WINEPブログ
図1 首里城炎上
図2 琉球の舞 諸屯 島袋恵子
図3 めぐり逢い 組踊「執心鐘入」より 玉城栄一
首里城炎上の実況放映画像は、映画の城のセットが燃えているのか? と現実とは思えないものがあった。由緒ある建造物でも、木造のペラペラの人工物は、わずか30分で消失しうる儚(はかな)いものだということを目の当たりにした。(図1)
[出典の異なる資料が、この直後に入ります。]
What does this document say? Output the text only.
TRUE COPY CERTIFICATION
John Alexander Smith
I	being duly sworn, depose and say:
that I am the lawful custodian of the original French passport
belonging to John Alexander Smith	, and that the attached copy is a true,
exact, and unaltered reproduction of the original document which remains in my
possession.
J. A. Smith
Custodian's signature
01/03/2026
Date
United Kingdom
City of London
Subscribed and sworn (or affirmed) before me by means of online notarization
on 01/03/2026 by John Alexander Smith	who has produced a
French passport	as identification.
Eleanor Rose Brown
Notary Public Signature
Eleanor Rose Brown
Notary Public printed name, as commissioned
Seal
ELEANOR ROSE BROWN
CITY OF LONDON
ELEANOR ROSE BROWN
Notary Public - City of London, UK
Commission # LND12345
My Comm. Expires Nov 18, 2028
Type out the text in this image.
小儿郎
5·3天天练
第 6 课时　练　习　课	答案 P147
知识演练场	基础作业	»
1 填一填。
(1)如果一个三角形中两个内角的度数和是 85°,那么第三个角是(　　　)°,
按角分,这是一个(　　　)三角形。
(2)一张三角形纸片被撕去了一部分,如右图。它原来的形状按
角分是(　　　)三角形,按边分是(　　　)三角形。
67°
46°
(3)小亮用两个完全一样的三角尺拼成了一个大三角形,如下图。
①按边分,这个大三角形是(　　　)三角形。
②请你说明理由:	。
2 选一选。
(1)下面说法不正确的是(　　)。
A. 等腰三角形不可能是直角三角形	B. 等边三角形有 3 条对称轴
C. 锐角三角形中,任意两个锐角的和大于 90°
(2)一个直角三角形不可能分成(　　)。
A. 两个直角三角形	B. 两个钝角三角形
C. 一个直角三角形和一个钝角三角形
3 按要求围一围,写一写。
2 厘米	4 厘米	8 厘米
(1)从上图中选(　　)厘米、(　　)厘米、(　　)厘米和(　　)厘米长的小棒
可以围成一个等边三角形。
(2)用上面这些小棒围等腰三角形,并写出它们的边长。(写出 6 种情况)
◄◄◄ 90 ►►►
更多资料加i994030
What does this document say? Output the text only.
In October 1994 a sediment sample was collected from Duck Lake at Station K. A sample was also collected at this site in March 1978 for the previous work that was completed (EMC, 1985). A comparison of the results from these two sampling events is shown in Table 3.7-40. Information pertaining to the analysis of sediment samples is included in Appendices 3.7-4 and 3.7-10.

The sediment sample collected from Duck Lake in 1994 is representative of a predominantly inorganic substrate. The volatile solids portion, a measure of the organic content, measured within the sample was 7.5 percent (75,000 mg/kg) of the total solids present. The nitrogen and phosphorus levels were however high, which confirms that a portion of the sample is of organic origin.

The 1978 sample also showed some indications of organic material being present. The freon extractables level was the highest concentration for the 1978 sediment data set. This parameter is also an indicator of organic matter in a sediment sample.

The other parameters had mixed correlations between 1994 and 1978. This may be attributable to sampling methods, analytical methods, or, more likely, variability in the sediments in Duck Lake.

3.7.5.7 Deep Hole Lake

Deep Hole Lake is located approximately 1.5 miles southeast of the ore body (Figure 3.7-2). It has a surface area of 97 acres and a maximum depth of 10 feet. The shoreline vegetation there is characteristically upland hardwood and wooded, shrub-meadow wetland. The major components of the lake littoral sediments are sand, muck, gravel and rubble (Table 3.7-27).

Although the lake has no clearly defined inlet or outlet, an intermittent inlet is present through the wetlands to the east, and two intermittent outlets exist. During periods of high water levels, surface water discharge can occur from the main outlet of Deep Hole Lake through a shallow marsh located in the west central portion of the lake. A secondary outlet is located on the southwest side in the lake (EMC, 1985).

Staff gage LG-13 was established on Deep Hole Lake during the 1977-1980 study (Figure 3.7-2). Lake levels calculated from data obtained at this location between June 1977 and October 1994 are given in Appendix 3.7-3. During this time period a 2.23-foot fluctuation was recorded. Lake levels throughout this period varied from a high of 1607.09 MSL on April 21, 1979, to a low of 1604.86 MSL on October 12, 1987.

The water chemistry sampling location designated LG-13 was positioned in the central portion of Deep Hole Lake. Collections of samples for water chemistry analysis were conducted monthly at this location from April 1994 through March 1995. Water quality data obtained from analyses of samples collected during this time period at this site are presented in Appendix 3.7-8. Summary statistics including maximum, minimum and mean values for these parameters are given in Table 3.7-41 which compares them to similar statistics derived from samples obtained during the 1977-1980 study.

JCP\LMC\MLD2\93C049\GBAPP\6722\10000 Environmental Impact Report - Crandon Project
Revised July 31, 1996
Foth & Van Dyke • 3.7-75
小生は、沖縄が1972年(昭和47年)5月15日本土復帰前、琉球大学が首里城跡にあった時と、復帰後に初期の建設中の首里城を見学したことがある。だからこの未完の首里城の印象は全く強くはなかった。むしろ復帰前に、苔むした今帰仁(なきじん)城廃墟をとぼとぼと歩いたときの方の印象が強く残っている。結局、完成した首里城は見ないままに今回、瞬く間に炎上してしまった。
先日、親類が日展に入選したというので六本木の新国立美術館での日展入場券を送ってくれた。11月3日は文化の日で、足腰の調子が良かったので、出かけ、落ち着いて多くの秀作を鑑賞することができた。
その中に
No.5028 琉球の舞 諸屯 島袋恵子 東京都 (図2)
No.1142 めぐり逢い 組踊「執心鐘入」より 玉城栄一 沖縄県 (図3)
という二つの、沖縄出身者と思われる琉球衣装の油絵が展示されていた。この絵はもちろん首里城炎上前に描かれたものであるが、炎上後の今、これをみると、作者の制作意図に関わらず、小生には琉球の着物を着た女性の、その首里城炎上後の憂愁の思いが感情移入して鑑賞された。
余計な節介かもしれないが、首里城炎上の年の入選作として、この二つの絵は長く後世に残すべき作品ではないだろうか。多数のこれまでの貴重な美術工芸品が炎上してしまったということでもあるし。